The Airbnb staff said the company had even paid for round-the-world vacations and dog-counseling sessions. One former safety agent described the company's approach as "shooting the money cannon."

Airbnb also paid to repair hosts' homes, current and former employees told Bloomberg. This has included hiring body-fluid crews to clean up blood, paying to have bullet holes in hosts' walls repaired, and covering costs relating to the discovery of dismembered body parts, they said.

Read more: An Airbnb host says he raked in $69,000 in bookings this summer for his eight-bedroom Wisconsin home before he even furnished the place

Staff said that as well as being instructed to take care of customers, they felt pressured to preserve the company's image, and said they were encouraged to get people to agree to settlements in sensitive cases.

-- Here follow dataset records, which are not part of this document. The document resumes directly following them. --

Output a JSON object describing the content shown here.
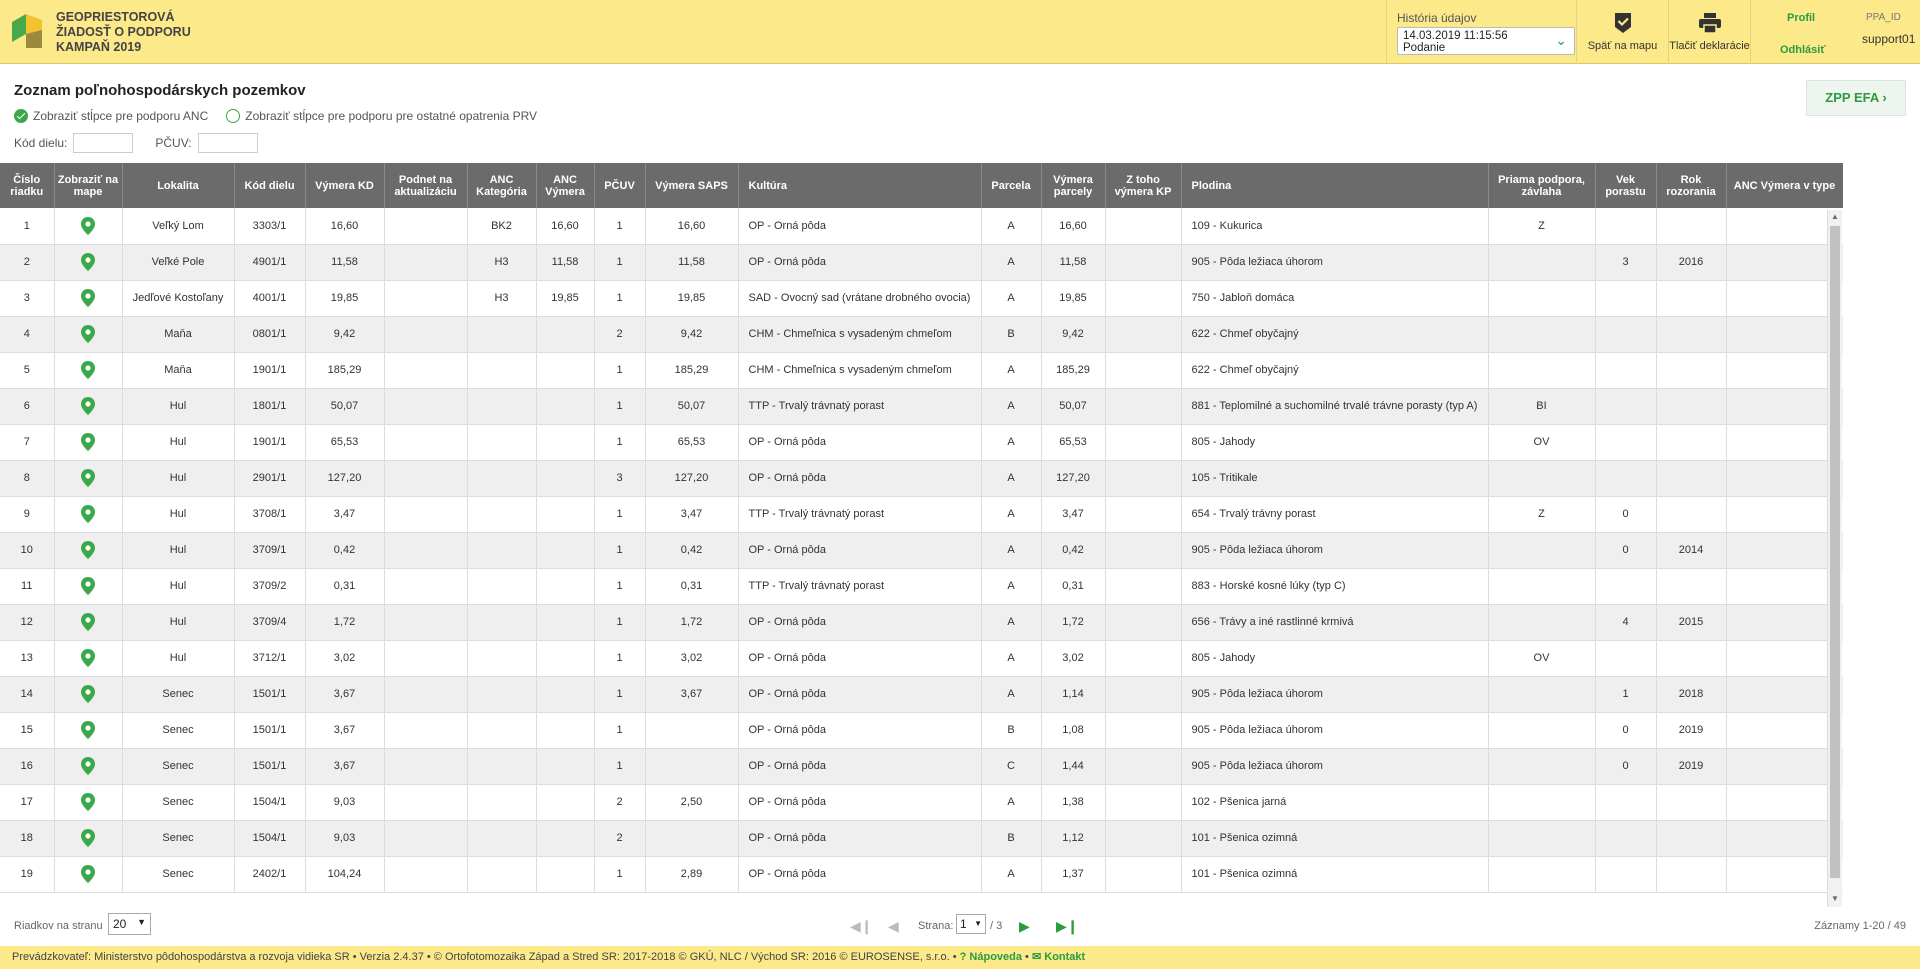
{
  "header": {
    "app_title_lines": [
      "GEOPRIESTOROVÁ",
      "ŽIADOSŤ O PODPORU",
      "KAMPAŇ 2019"
    ],
    "history_label": "História údajov",
    "history_value_line1": "14.03.2019 11:15:56",
    "history_value_line2": "Podanie",
    "back_to_map": "Späť na mapu",
    "print_declaration": "Tlačiť deklarácie",
    "profile": "Profil",
    "logout": "Odhlásiť",
    "user_label": "PPA_ID",
    "user_name": "support01"
  },
  "page": {
    "title": "Zoznam poľnohospodárskych pozemkov",
    "option_anc": "Zobraziť stĺpce pre podporu ANC",
    "option_prv": "Zobraziť stĺpce pre podporu pre ostatné opatrenia PRV",
    "filter_kod_dielu": "Kód dielu:",
    "filter_pcuv": "PČUV:",
    "zpp_efa_button": "ZPP EFA"
  },
  "table": {
    "headers": [
      "Číslo riadku",
      "Zobraziť na mape",
      "Lokalita",
      "Kód dielu",
      "Výmera KD",
      "Podnet na aktualizáciu",
      "ANC Kategória",
      "ANC Výmera",
      "PČUV",
      "Výmera SAPS",
      "Kultúra",
      "Parcela",
      "Výmera parcely",
      "Z toho výmera KP",
      "Plodina",
      "Priama podpora, závlaha",
      "Vek porastu",
      "Rok rozorania",
      "ANC Výmera v type"
    ],
    "rows": [
      [
        "1",
        "",
        "Veľký Lom",
        "3303/1",
        "16,60",
        "",
        "BK2",
        "16,60",
        "1",
        "16,60",
        "OP - Orná pôda",
        "A",
        "16,60",
        "",
        "109 - Kukurica",
        "Z",
        "",
        "",
        ""
      ],
      [
        "2",
        "",
        "Veľké Pole",
        "4901/1",
        "11,58",
        "",
        "H3",
        "11,58",
        "1",
        "11,58",
        "OP - Orná pôda",
        "A",
        "11,58",
        "",
        "905 - Pôda ležiaca úhorom",
        "",
        "3",
        "2016",
        ""
      ],
      [
        "3",
        "",
        "Jedľové Kostoľany",
        "4001/1",
        "19,85",
        "",
        "H3",
        "19,85",
        "1",
        "19,85",
        "SAD - Ovocný sad (vrátane drobného ovocia)",
        "A",
        "19,85",
        "",
        "750 - Jabloň domáca",
        "",
        "",
        "",
        ""
      ],
      [
        "4",
        "",
        "Maňa",
        "0801/1",
        "9,42",
        "",
        "",
        "",
        "2",
        "9,42",
        "CHM - Chmeľnica s vysadeným chmeľom",
        "B",
        "9,42",
        "",
        "622 - Chmeľ obyčajný",
        "",
        "",
        "",
        ""
      ],
      [
        "5",
        "",
        "Maňa",
        "1901/1",
        "185,29",
        "",
        "",
        "",
        "1",
        "185,29",
        "CHM - Chmeľnica s vysadeným chmeľom",
        "A",
        "185,29",
        "",
        "622 - Chmeľ obyčajný",
        "",
        "",
        "",
        ""
      ],
      [
        "6",
        "",
        "Hul",
        "1801/1",
        "50,07",
        "",
        "",
        "",
        "1",
        "50,07",
        "TTP - Trvalý trávnatý porast",
        "A",
        "50,07",
        "",
        "881 - Teplomilné a suchomilné trvalé trávne porasty (typ A)",
        "BI",
        "",
        "",
        ""
      ],
      [
        "7",
        "",
        "Hul",
        "1901/1",
        "65,53",
        "",
        "",
        "",
        "1",
        "65,53",
        "OP - Orná pôda",
        "A",
        "65,53",
        "",
        "805 - Jahody",
        "OV",
        "",
        "",
        ""
      ],
      [
        "8",
        "",
        "Hul",
        "2901/1",
        "127,20",
        "",
        "",
        "",
        "3",
        "127,20",
        "OP - Orná pôda",
        "A",
        "127,20",
        "",
        "105 - Tritikale",
        "",
        "",
        "",
        ""
      ],
      [
        "9",
        "",
        "Hul",
        "3708/1",
        "3,47",
        "",
        "",
        "",
        "1",
        "3,47",
        "TTP - Trvalý trávnatý porast",
        "A",
        "3,47",
        "",
        "654 - Trvalý trávny porast",
        "Z",
        "0",
        "",
        ""
      ],
      [
        "10",
        "",
        "Hul",
        "3709/1",
        "0,42",
        "",
        "",
        "",
        "1",
        "0,42",
        "OP - Orná pôda",
        "A",
        "0,42",
        "",
        "905 - Pôda ležiaca úhorom",
        "",
        "0",
        "2014",
        ""
      ],
      [
        "11",
        "",
        "Hul",
        "3709/2",
        "0,31",
        "",
        "",
        "",
        "1",
        "0,31",
        "TTP - Trvalý trávnatý porast",
        "A",
        "0,31",
        "",
        "883 - Horské kosné lúky (typ C)",
        "",
        "",
        "",
        ""
      ],
      [
        "12",
        "",
        "Hul",
        "3709/4",
        "1,72",
        "",
        "",
        "",
        "1",
        "1,72",
        "OP - Orná pôda",
        "A",
        "1,72",
        "",
        "656 - Trávy a iné rastlinné krmivá",
        "",
        "4",
        "2015",
        ""
      ],
      [
        "13",
        "",
        "Hul",
        "3712/1",
        "3,02",
        "",
        "",
        "",
        "1",
        "3,02",
        "OP - Orná pôda",
        "A",
        "3,02",
        "",
        "805 - Jahody",
        "OV",
        "",
        "",
        ""
      ],
      [
        "14",
        "",
        "Senec",
        "1501/1",
        "3,67",
        "",
        "",
        "",
        "1",
        "3,67",
        "OP - Orná pôda",
        "A",
        "1,14",
        "",
        "905 - Pôda ležiaca úhorom",
        "",
        "1",
        "2018",
        ""
      ],
      [
        "15",
        "",
        "Senec",
        "1501/1",
        "3,67",
        "",
        "",
        "",
        "1",
        "",
        "OP - Orná pôda",
        "B",
        "1,08",
        "",
        "905 - Pôda ležiaca úhorom",
        "",
        "0",
        "2019",
        ""
      ],
      [
        "16",
        "",
        "Senec",
        "1501/1",
        "3,67",
        "",
        "",
        "",
        "1",
        "",
        "OP - Orná pôda",
        "C",
        "1,44",
        "",
        "905 - Pôda ležiaca úhorom",
        "",
        "0",
        "2019",
        ""
      ],
      [
        "17",
        "",
        "Senec",
        "1504/1",
        "9,03",
        "",
        "",
        "",
        "2",
        "2,50",
        "OP - Orná pôda",
        "A",
        "1,38",
        "",
        "102 - Pšenica jarná",
        "",
        "",
        "",
        ""
      ],
      [
        "18",
        "",
        "Senec",
        "1504/1",
        "9,03",
        "",
        "",
        "",
        "2",
        "",
        "OP - Orná pôda",
        "B",
        "1,12",
        "",
        "101 - Pšenica ozimná",
        "",
        "",
        "",
        ""
      ],
      [
        "19",
        "",
        "Senec",
        "2402/1",
        "104,24",
        "",
        "",
        "",
        "1",
        "2,89",
        "OP - Orná pôda",
        "A",
        "1,37",
        "",
        "101 - Pšenica ozimná",
        "",
        "",
        "",
        ""
      ]
    ]
  },
  "pager": {
    "rows_per_page_label": "Riadkov na stranu",
    "rows_per_page_value": "20",
    "page_label": "Strana:",
    "page_value": "1",
    "page_total": "/ 3",
    "records": "Záznamy 1-20 / 49"
  },
  "footer": {
    "text": "Prevádzkovateľ: Ministerstvo pôdohospodárstva a rozvoja vidieka SR • Verzia 2.4.37 • © Ortofotomozaika Západ a Stred SR: 2017-2018 © GKÚ, NLC / Východ SR: 2016 © EUROSENSE, s.r.o. •",
    "help": "Nápoveda",
    "contact": "Kontakt"
  },
  "colors": {
    "header_bg": "#fbe98a",
    "accent_green": "#2a9b3e",
    "table_header_bg": "#6b6b6b"
  }
}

Bloomberg reported that in a 2015 case where a woman was raped in a New York Airbnb by a man who had a set of keys to the apartment, Airbnb offered a $7 million settlement that prohibited the woman from suing the company or blaming it for the assault.

Airbnb did not immediately respond when contacted by Insider for comment. In a statement to Bloomberg, Airbnb said most of the money it spends is related to property damage, and that settlements above six figures were "exceptionally rare."

"People are naturally unpredictable, and as much as we try, occasionally really bad things happen," Tara Bunch, Airbnb's head of global operations, told Bloomberg.

"We all know that you can't stop everything, but it's all about how you respond, and when it happens you have to make it right, and that's what we try to do each and every time," she said.